Votre patron vous a licencié, mais ne vous a pas donné l'attestation Assedic, sésame indispensable pour être indemnisé par l'assurance-chômage ? Vous avez résilié votre abonnement téléphonique mais votre opérateur continue à vous réclamer son règlement ? Il vous en c oûtera désormais 35 euros pour porter l'affaire en justice en application de l'article 54 de la loi de Finances rectificative adoptée cet été. Objectif affiché par le gouvernement : financer l'aide juridictionnelle, dont le budget va beaucoup augmenter avec la réforme de la garde à vue. Cette nouvelle taxe, qui devrait rapporter plus de 85 millions d'euros, est subordonnée à la publication de son décret d'application, prévue début octobre.

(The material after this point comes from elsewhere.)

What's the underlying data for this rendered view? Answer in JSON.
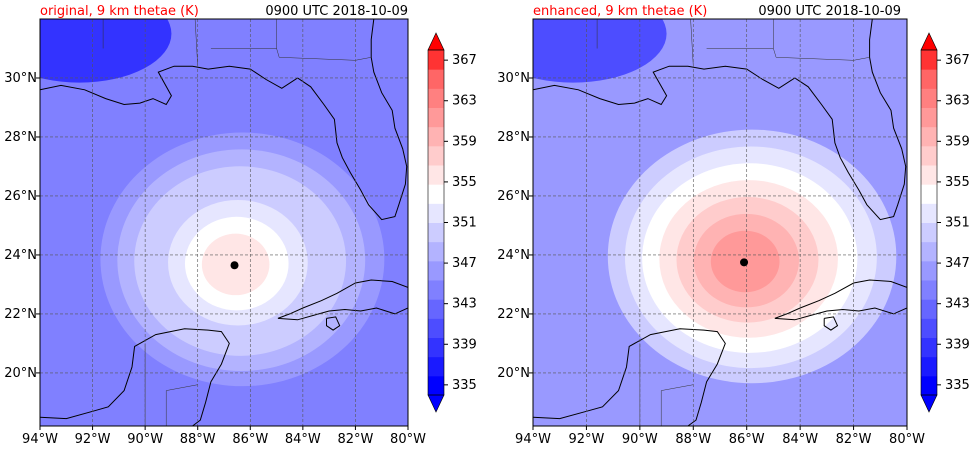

C'est ce que veulent empêcher la CGT, la CFDT, la CGC, l'Unsa et Solidaires ainsi que le Syndicat de la magistrature et le Syndicat des avocats de France, qui y voient une grave brèche dans le principe français de gratuité de la justice. « Tout plaignant devra s'acquitter des 35 euros dès l'introduction de sa demande, avant même d'avoir vu le juge, sous peine d'irrecevabilité », souligne Patrick Henriot, du Syndicat de la magistrature, qui critique une taxe insignifiante pour les entrepr ises, mais qui pèsera sur le budget des particuliers.
Exonérations
Au total, entre 2,4 et 2,5 millions de procédures devraient être soumises à la taxe. Le législateur a exonéré les bénéficiaires de l'aide juridictionnelle (moins de 900 euros de revenus mensuels) et écarté certains contentieux (surendettement, contentieux des étrangers et tutelles).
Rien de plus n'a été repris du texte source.